La respuesta está en realidad en el párrafo anterior. El bien común. Esa es la clave en la que podemos apoyarnos para tomar una decisión para seguir o no una orden de un superior. No podemos, como subordinados, actuar ciegamente. Si somos conscientes de que nuestras acciones, promovidas por órdenes superiores, atentan contra el bien común, contra la mayoría, y, especialmente, contra los derechos humanos, debemos sin duda negarnos a obedecer las órdenes.

Decirlo es mucho más fácil que hacerlo, no cabe ninguna duda. Pero por eso es importante que sepamos, en todo momento, qué estamos haciendo y por qué. No podemos lanzarnos a ejecutar una orden si sospechamos que es contraria a cualquier principio fundamental para el respeto y los derechos de las personas. No podemos confundir obediencia debida con la ejecución de órdenes que son un ataque a un grupo determinado de seres humanos.

Es en estos momentos de incertidumbre y de dolor ante hechos tan terribles, cuando tenemos que retrotraernos a aquellos documentos y principios que explican, y enseñan, las cualidades básicas fundamentales que se deben seguir en el derecho internacional. Unas normas que deben ser tenidas en cuenta por todos los pueblos de la Tierra, so pena de volver a situaciones que deberíamos haber superado hace tiempo.

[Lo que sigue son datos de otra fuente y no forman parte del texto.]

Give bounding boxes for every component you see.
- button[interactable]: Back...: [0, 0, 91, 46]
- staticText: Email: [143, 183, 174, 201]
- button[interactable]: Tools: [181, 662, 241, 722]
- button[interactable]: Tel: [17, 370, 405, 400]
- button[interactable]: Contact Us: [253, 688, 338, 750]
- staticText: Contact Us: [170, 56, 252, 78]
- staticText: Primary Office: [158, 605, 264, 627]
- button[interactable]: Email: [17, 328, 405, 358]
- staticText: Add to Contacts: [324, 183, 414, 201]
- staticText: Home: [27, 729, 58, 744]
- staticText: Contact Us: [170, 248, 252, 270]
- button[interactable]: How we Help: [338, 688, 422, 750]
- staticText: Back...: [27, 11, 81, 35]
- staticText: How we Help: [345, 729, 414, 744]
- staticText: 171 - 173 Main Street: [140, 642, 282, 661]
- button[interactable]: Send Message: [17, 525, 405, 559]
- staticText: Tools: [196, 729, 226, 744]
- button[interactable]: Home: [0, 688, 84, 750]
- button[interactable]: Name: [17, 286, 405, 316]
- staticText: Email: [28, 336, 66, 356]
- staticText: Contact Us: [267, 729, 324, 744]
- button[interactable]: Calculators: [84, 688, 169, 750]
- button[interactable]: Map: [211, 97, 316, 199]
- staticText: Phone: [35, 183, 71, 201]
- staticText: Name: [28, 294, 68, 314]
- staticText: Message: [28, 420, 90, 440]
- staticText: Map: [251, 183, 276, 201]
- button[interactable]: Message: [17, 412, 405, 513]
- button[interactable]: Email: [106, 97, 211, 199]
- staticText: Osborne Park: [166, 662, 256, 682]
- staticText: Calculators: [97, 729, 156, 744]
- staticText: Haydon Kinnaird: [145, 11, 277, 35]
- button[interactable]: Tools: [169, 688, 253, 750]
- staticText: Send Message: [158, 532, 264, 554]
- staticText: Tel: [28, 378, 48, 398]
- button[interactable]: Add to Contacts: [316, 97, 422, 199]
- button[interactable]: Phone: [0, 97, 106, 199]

Para mí, los derechos humanos, establecidos en 1948, son una prueba fundamental de que un pueblo que superó una terrible guerra escribió un documento que estamos olvidando a toda velocidad. Creo que las actuales generaciones están olvidando en muchos casos el dolor y el sufrimiento que supone olvidar esos principios. Creo que es nuestro deber enseñarles por qué no debemos olvidar aquel horror. Porque, si olvidamos, volveremos a cometer aquellos errores.

Trump es un aviso. Pero no será el último. Debemos actuar, y actuar ya. O perderemos lo que durante tantos años costó tanto conseguir.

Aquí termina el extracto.